Ma poi, dopo poco, mentre sono ancora a bocca aperta, lo sento fottermi il culo con più forza. Lo sento iniziare nuovamente a far male, a bruciare e poi, mentre il suo fiato si accorcia, si stacca da me, lasciandomi il culo aperto.
Dopo avermi fatto girare, mi sbatte praticamente a terra, per poi mettersi sul mio petto.
Due, tre, quattro colpi di mano e con il cazzo affonda nella mia bocca.
– Ahhh! Sii, bevi tutto… – mi ordina mentre il suo sperma cola sulla mia lingua.
Lo succhio per bene, lo ripulisco e poi finalmente mi lascia alzare da terra.
Mentre si ricompone, riprendo possesso dei miei vestiti e piano piano, con il culo dolorante cerco di indossarli.
– Ti scoperei tutti i giorni per quanto sei eccitante. – mi conferma dandomi una pacca sul culo.
Dopodiché, prende dalla tasca la chiave, apre la porta e dopo avermi fatto passare, la richiude un’altra volta alle nostre spalle.
Quando torno a sedere nelle ultime file, Francesco sta concludendo il discorso.
Quando si alza e si gira, mi trova sorridente che gli faccio l’occhiolino e gli faccio capire che è andato benissimo!

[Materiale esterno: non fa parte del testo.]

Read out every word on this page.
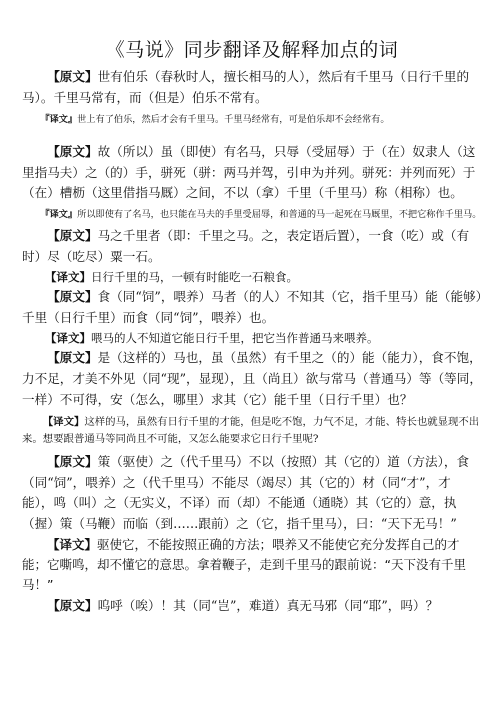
《马说》同步翻译及解释加点的词

【原文】世有伯乐（春秋时人，擅长相马的人），然后有千里马（日行千里的马）。千里马常有，而（但是）伯乐不常有。

『译文』世上有了伯乐，然后才会有千里马。千里马经常有，可是伯乐却不会经常有。

【原文】故（所以）虽（即使）有名马，只辱（受屈辱）于（在）奴隶人（这里指马夫）之（的）手，骈死（骈：两马并驾，引申为并列。骈死：并列而死）于（在）槽枥（这里借指马厩）之间，不以（拿）千里（千里马）称（相称）也。

『译文』所以即使有了名马，也只能在马夫的手里受屈辱，和普通的马一起死在马厩里，不把它称作千里马。

【原文】马之千里者（即：千里之马。之，表定语后置），一食（吃）或（有时）尽（吃尽）粟一石。

【译文】日行千里的马，一顿有时能吃一石粮食。

【原文】食（同“饲”，喂养）马者（的人）不知其（它，指千里马）能（能够）千里（日行千里）而食（同“饲”，喂养）也。

【译文】喂马的人不知道它能日行千里，把它当作普通马来喂养。

【原文】是（这样的）马也，虽（虽然）有千里之（的）能（能力），食不饱，力不足，才美不外见（同“现”，显现），且（尚且）欲与常马（普通马）等（等同，一样）不可得，安（怎么，哪里）求其（它）能千里（日行千里）也？

【译文】这样的马，虽然有日行千里的才能，但是吃不饱，力气不足，才能、特长也就显现不出来。想要跟普通马等同尚且不可能，又怎么能要求它日行千里呢?

【原文】策（驱使）之（代千里马）不以（按照）其（它的）道（方法），食（同“饲”，喂养）之（代千里马）不能尽（竭尽）其（它的）材（同“才”，才能），鸣（叫）之（无实义，不译）而（却）不能通（通晓）其（它的）意，执（握）策（马鞭）而临（到……跟前）之（它，指千里马），曰：“天下无马！”

【译文】驱使它，不能按照正确的方法；喂养又不能使它充分发挥自己的才能；它嘶鸣，却不懂它的意思。拿着鞭子，走到千里马的跟前说：“天下没有千里马！”

【原文】呜呼（唉）！其（同“岂”，难道）真无马邪（同“耶”，吗）？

Stiamo tornando a casa in auto, entrambi rilassati e sorridenti.
Mi accendo una sigaretta mentre sembra smettere di piovere.
In poche centinaia di metri, anche il sole torna a far capolino tra le nuvole e proprio in quel momento, Francesco mi dà la notizia che mi fa tornare l’ansia.

- I professori dicono che in qualche giorno riescono a darci i voti, così sappiamo se sono passato. - afferma sorridente.
- Bene, menomale. Così non dobbiamo aspettare troppo tempo. - rispondo sorridente.

- Si però ti devo avvertire che mamma è dovuta andare dai nonni all’estero e tornerà tra alcune settimane. Quindi papà, mi ha chiesto di aiutarlo almeno per questa settimana in cui ci sono tanti clienti al bar. - uno sguardo un po’ rattristato mi fa capire che avremo poco tempo da passare assieme.
- Quindi, immagino tu voglia dirmi che dovremo rimandare il giorno in cui riceverai il premio da me? - domando sorridendo nonostante sia un po’ triste per questa cosa.

Lo sento respirare forte e poi voltandosi, mi guarda con tristezza.
- Senti però ti devo avvertire che se passo gli esami, papà ha organizzato con altri genitori una settimana o due al mare. Solo noi ragazzi, ci affittano una casa tutta per noi. - mi scarica questa frase addosso come se dovesse a tutti i costi svuotare il sacco e dire cosa lo preoccupava maggiormente.
- Quindi non sei contento? - domando con finta calma mentre sorrido.
- No, perché volevo divertirmi un po’ con te – afferma tornando a guardare la strada.
- Tranquillo, quando tornerai potrai divertirti quanto vuoi. Non scappo, sono sempre qui, io – affermo sorridente.

Infine arriviamo di fronte casa di Francesco.
Mi avvicino al suo volto e con dolcezza lo bacio su una guancia.
Sta infine per uscire dall’auto, quando bloccandosi di colpo torna a parlare :
- Mi stavo dimenticando una cosa. Papà ha detto di passare da lui dopo avermi riportato a casa. Dice che ti deve parlare. – senza dire altro, esce dall’auto proprio mentre torna a diluviare con forza e mentre chiude la porta mi ringrazia con un veloce “ciao”.